Dengan satu aba-aba, mereka serentak mulai melukisi kanvas kosong di depannya. Lima menit, mereka bergeser ke kanvas lain di sebelahnya. Lima menit kemudian, mereka berpindah lagi ke kanvas lain. Begitu seterusnya.
Sekitar setengah jam, kesepuluh kanvas itu sudah penuh dengan berbagai gambar spontan. Awalnya setiap lukisan tampak aneh, bahkan acak-acakan, karena dihajar berbagai goresan, warna, atau bentuk berlainan dari 10 pelukis. Namun, setelah terus dipoles-poles, akhirnya setiap pelukis berproses menemukan estetikanya sendiri.
Aksi melukis bersama itu menandai pembukaan pameran ”The US and Indonesian Artist Abroad Exhibition” di Art-Dimensions Gallery di St Louis, pertengahan Maret lalu. Pelukis dari Indonesia diwakili Cubung Wasono Putro, salah satu pentolan seniman dari Pasar Seni Ancol yang kerap memenangi kompetisi seni rupa di Tanah Air. Adapun sembilan pelukis dari Amerika Serikat (AS) terdiri dari Evelyn Astegno Yocom, Craig Downs, Angela Ament, Amy van Donsel, Dan Jaboor, Sophia Dalpiaz-Borwn, Danierl Gaeng, Cindy Royal, dan Jen Hayes.
Para seniman AS itu adalah anggota kelompok St Louis Guild, semacam komunitas yang sejak lama menghidupkan kegiatan seni di kota St Louis. Mereka juga aktif dalam banyak kegiatan di Art-Dimensions Gallery di Jalan Cherokee itu, seperti musik, seni rupa, kuliner, dan sosial.

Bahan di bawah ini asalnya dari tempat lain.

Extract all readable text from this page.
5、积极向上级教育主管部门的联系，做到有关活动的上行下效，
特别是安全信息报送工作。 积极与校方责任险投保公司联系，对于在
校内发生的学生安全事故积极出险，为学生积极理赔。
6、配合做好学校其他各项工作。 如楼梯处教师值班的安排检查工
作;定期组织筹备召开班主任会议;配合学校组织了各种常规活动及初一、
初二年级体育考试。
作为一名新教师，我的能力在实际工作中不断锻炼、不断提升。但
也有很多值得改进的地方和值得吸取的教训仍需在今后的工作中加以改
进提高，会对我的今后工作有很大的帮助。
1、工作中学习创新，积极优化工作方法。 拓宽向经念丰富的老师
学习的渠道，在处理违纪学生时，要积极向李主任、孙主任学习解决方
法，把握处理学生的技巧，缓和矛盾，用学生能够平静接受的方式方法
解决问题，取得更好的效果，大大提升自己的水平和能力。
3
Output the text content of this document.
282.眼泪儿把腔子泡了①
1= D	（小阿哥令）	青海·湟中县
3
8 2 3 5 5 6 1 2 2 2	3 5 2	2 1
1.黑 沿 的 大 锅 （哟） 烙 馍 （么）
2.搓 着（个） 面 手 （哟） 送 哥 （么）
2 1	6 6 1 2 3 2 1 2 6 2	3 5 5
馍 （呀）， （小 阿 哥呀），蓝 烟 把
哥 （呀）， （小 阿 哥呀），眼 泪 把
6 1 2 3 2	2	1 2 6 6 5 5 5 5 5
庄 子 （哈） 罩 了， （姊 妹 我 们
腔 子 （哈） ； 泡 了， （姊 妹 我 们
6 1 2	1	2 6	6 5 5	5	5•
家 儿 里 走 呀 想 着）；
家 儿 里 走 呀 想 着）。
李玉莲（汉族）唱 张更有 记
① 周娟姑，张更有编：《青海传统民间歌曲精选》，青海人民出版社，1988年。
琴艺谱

Selain menampilkan Cubung yang datang ke AS pada malam pembukaan itu, ada juga tiga seniman dari Pasar Seni Ancol yang ikut mengirimkan karya, yaitu Ampun Sutrisno, Heri Purnomo, dan Surpiadi. Lukisan mereka dipajang di Art-Dimensions Gallery yang cukup besar.
Beberapa hari sebelumnya digelar juga pameran seniman Indonesia bertajuk ”Cultural Bridge 2011” di Wendt Gallery, New York. Puluhan karya dari 13 perupa pemenang kompetisi ”Jakarta Art Award” sejak tahun 2006 sampai 2010 ditampilkan. Cubung juga datang ke New York dan memasang instalasi semut yang membentuk bendera AS-Indonesia.
Kedua pameran itu diselenggarakan PT Pembangunan Jaya Ancol, lembaga yang beberapa tahun belakangan meramaikan seni rupa di Tanah Air lewat pameran-pameran di North Art Space (NAS). Sejumlah seniman dari St Louis juga akan dijadwalkan ambil bagian dalam ”Jambore Seni Rupa” di Pasar Seni Ancol, September nanti.
Menyandingkan
Apa menariknya pameran Indonesia-AS seperti di St Louis dan New York itu? Tentu saja, dua kegiatan itu menarik karena mempertemukan perkembangan seni rupa dari dua negara berbeda. Itu berarti menyandingkan dua budaya berlainan dalam satu ruang bersama.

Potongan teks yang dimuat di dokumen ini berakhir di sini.